Porsche claimed the first victory of its top-flight sportscar comeback at the Interlagos World Endurance Championship finale, while its second car was in a dramatic accident involving Mark Webber. Neel Jani took the chequered flag to seal the victory for the #14 Porsche 919 Hybrid he shared with Marc Lieb and Romain Dumas behind the safety car after Webber’s late crash.
Webber, who was running sixth at the time, lost control of the #20 Porsche at the flat-out Turn 14 left hander that leads into the start-finish straight and backed into the wall. The accident happened with 26 minutes of the race to go, but the time taken to extract Webber from the car and clear up the wreckage of a shunt that also involved the AF Corse Ferrari driven by Matteo Cressoni meant there was no time for a restart. Webber, who was able to talk to his team on the radio immediately after the accident, was taken to the circuit medical centre for evaluation.

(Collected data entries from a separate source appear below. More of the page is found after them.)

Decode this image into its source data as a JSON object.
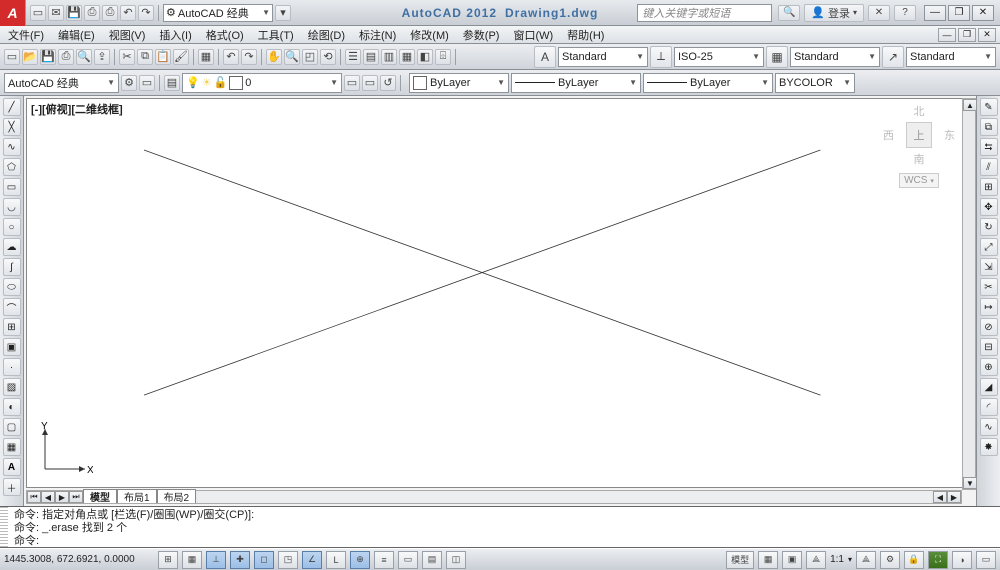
{
  "app": {
    "logo_letter": "A",
    "product": "AutoCAD 2012",
    "document": "Drawing1.dwg",
    "search_placeholder": "键入关键字或短语",
    "signin_label": "登录"
  },
  "workspace": {
    "drop_label": "AutoCAD 经典",
    "drop_label2": "AutoCAD 经典"
  },
  "menu": {
    "items": [
      "文件(F)",
      "编辑(E)",
      "视图(V)",
      "插入(I)",
      "格式(O)",
      "工具(T)",
      "绘图(D)",
      "标注(N)",
      "修改(M)",
      "参数(P)",
      "窗口(W)",
      "帮助(H)"
    ]
  },
  "toolbar2": {
    "text_style": "Standard",
    "dim_style": "ISO-25",
    "table_style": "Standard",
    "mleader_style": "Standard"
  },
  "toolbar3": {
    "layer_combo": "0",
    "color_label": "ByLayer",
    "linetype_label": "ByLayer",
    "lineweight_label": "ByLayer",
    "plotstyle_label": "BYCOLOR"
  },
  "canvas": {
    "view_label": "[-][俯视][二维线框]"
  },
  "viewcube": {
    "north": "北",
    "south": "南",
    "east": "东",
    "west": "西",
    "top": "上",
    "wcs": "WCS"
  },
  "ucs": {
    "x": "X",
    "y": "Y"
  },
  "tabs": {
    "model": "模型",
    "layout1": "布局1",
    "layout2": "布局2"
  },
  "command": {
    "line1": "命令: 指定对角点或 [栏选(F)/圈围(WP)/圈交(CP)]:",
    "line2": "命令: _.erase 找到 2 个",
    "prompt": "命令:"
  },
  "status": {
    "coords": "1445.3008, 672.6921, 0.0000",
    "scale": "1:1",
    "model_btn": "模型"
  }
}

Jani held a lead of 14.8 seconds ahead of the chasing Toyota TS040 HYBRID driven by Anthony Davidson when the yellow flags were brought out. The race had been set for a grandstand finish after Porsche opted not to change tyres when Jani made his final pitstop with 50 minutes to go, whereas Toyota gave Davidson a fresh set of Michelins when he stopped 10 minutes later. Davidson, who shared the #8 Toyota with fellow world champion Sebastien Buemi, reduced the gap from 17s to just over 13s before Jani stabilised it at around 14s prior to the safety car being deployed.
Jani said: “I was part of the first pole for Porsche on its comeback and now the first win, so I am very proud — this is what I was dreaming of when I joined.” He was confident that he would have been able to win the race had not the safety car been called. “It was looking OK,” he added, “when I was in free air I could do good times.”
Nine-time Le Mans 24 Hours winner Tom Kristensen finished his career with a podium aboard the #1 Audi R18 e-tron quattro he shared with Lucas di Grassi and Loic Duval. He came under pressure from Stephane Sarrazin in the second Toyota, shared with Alex Wurz and Mike Conway, before re-extending his lead to over three seconds when the safety car came out.
Fifth place behind the Toyota went to the second Audi of Benoit Treluyer, Andre Lotterer and Marcel Fassler, which lost more than 40s on the opening lap after an electrical glitch that followed a tap from an LMP2 car. Second and fourth places for Toyota were more than enough to secure the LMP1 manufacturers’ title.